Friday, August 20, 2010

*sigh*

That's just it, *sigh*. I've mostly been avoiding much news or commentary of most sorts. Because it just makes me sad and tired and makes me ask, "Dude, where's my country?" Because that's what I feel like.

You know the old ads for some kind of freeze-dried coffee stuff, how they claimed they were in some ritzy restaurant, and they had "secretly" replaced the real coffee with the instant stuff. And all the people in the ad were raving about how fantastic the coffee was. The upshot was, supposedly people couldn't tell the difference between freeze-dried and real coffee.

And I always suspected that there were a lot of folks - probably quickly hustled out the back door, and not shown in the ad - who went, "Wait, this coffee tastes like dishwater. What have you done to the coffee here?"

And that's how I feel about things now. That there are a lot of people smacking their lips over the new way government and society works, and the people who are going "Wait a minute...this isn't right" are getting the bum's rush. Or they're getting called crazy. Or told they should be drug-tested.

I don't know. I also feel like this whole mosque controversy is a smoke screen, a red herring, as the economy continues to hemorrhage jobs and more and more people are talking about having to try to live off the land or some such thing.

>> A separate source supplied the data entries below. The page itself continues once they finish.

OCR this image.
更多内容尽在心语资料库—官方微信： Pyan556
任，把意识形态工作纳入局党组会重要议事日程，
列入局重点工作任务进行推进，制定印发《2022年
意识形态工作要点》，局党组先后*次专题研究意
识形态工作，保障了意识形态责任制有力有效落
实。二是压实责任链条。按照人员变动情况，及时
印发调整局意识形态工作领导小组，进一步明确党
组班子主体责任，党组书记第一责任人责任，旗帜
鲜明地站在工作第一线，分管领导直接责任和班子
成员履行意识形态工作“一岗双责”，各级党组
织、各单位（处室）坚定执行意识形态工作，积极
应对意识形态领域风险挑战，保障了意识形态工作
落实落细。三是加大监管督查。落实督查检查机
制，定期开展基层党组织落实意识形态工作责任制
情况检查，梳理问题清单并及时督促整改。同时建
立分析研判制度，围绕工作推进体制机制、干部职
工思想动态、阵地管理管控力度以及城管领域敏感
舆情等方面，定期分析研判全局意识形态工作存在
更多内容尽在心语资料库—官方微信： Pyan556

Does a landowner have the right to sell land to an Islamic group? Yes. Does a group that owns land have the right to build a mosque on it? Yes. Is it a kind, loving action, sensitive to other people, especially those who lost loved ones in the Sept. 11 attacks? Hell no. Is it very likely intended as a poke-in-the-eye, a dancing-on-the-graves-of-those-who-died? I kind of suspect for at least some involved, it is.

But: the government continues to spend frightening amounts of money, and the job situation gets no better. I care less about a mosque at Ground Zero than I care about the possibility that 10 or 15 years (or less) down the line, we will not have an economy in this country - that we'll have Zimbabwe-level inflation, or that we'll all become indentured servants of the government, just to pay for the bailouts now. People aren't hiring in part because they're afraid of what new taxes may be down the line. People (like me) aren't spending money because they're either fearing their jobs may go away, or because they suspect that higher taxes are coming, and they better save up money to pay the IRS man. Banks aren't lending. Everything's stuck and stopped and stagnant. And there's a definite sense of unease - even among friends of mine who voted for Obama. There's a sense of "why haven't things got better?" (Well, this is one of those cases of "If you mess with something too much when it's working suboptimally, it gets worse.")

The other thing that makes me pessimistic is the fear that there are individuals who will do everything in their power to discredit or destroy good people who might choose to run for office - to make them look crazy or stupid, to spread distorted or outright false information about them - and so either the people of goodwill give up in disgust, and only the scoundrels run, or, because of misinformation, good people won't be able to win.

I hate to say it, but I doubt we will ever have a truly "great" president again, at least not in my lifetime.

So again, I feel like closing off in my own little box. Doing what I can to teach students (at least until the "college is a monumental waste of money" meme spreads to the point that I'm out of a job), doing what research I can, tending my own garden. If it all goes TOO bad, I've decided - I have a strong back, I'm not afraid of work, I'll find someone with a small farm and sign on as a laborer - in return for food. (I think there are enough small-scale hobby type farmers, or small organic farmers, who need the manual labor). And yeah, it would probably suck a lot of the time, and I'd probably be hard-pressed to pay utility bills and the taxes on my house, but you know? It might suck less than still being part of the rat race.